While large companies have been less affected because of ample inventories, smaller factories exporting sheets and towels to the United States and Europe have begun to close. The Pakistan Textile Exporters Association said a shortage of quality cotton, high fuel costs and insufficient payment recovery by buyers were the reasons behind the closure of small textile mills.
According to the statistics of Pakistan Ginners Association, as of October 1, the market volume of new cotton in Pakistan was 2.93 million bales, a decrease of 23.69% year on year, among which textile mills purchased 2.319 million bales and exported 4,900 bales.

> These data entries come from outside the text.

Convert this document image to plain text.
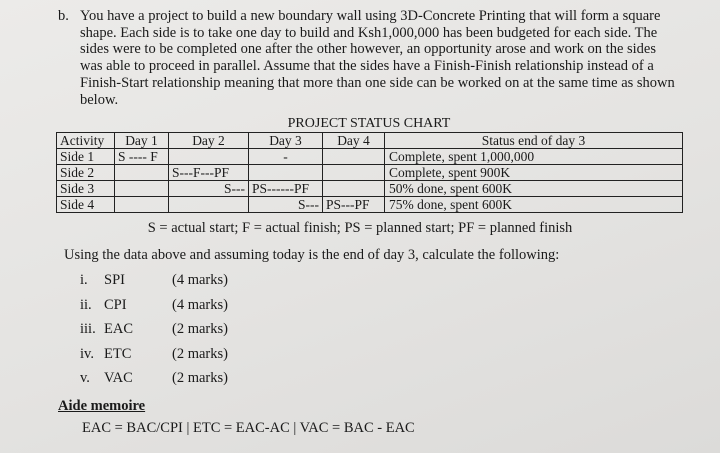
b. You have a project to build a new boundary wall using 3D-Concrete Printing that will form a square

shape. Each side is to take one day to build and Ksh1,000,000 has been budgeted for each side. The

sides were to be completed one after the other however, an opportunity arose and work on the sides

was able to proceed in parallel. Assume that the sides have a Finish-Finish relationship instead of a

Finish-Start relationship meaning that more than one side can be worked on at the same time as shown

below.

PROJECT STATUS CHART
Activity	Day 1	Day 2	Day 3	Day 4	Status end of day 3
Side 1	S ---- F		-		Complete, spent 1,000,000
Side 2		S---F---PF			Complete, spent 900K
Side 3		S---	PS------PF		50% done, spent 600K
Side 4			S---	PS---PF	75% done, spent 600K
S = actual start; F = actual finish; PS = planned start; PF = planned finish
Using the data above and assuming today is the end of day 3, calculate the following:
i.	SPI	(4 marks)
ii. CPI	(4 marks)
iii. EAC	(2 marks)
iv. ETC	(2 marks)
v. VAC	(2 marks)
Aide memoire
EAC = BAC/CPI | ETC = EAC-AC | VAC = BAC - EAC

According to the Pakistan Textile Exporters Association, cotton production is likely to fall to 6.5m bales (170kg each) this year, well below the target of 11m bales, leaving the country to spend about $3bn importing cotton from countries such as Brazil, Turkey, the US, East and West Africa and Afghanistan. About 30 per cent of Pakistan’s textile export production capacity has been hampered by cotton and energy shortages. At the same time, the fragile domestic economy has led to weak domestic demand.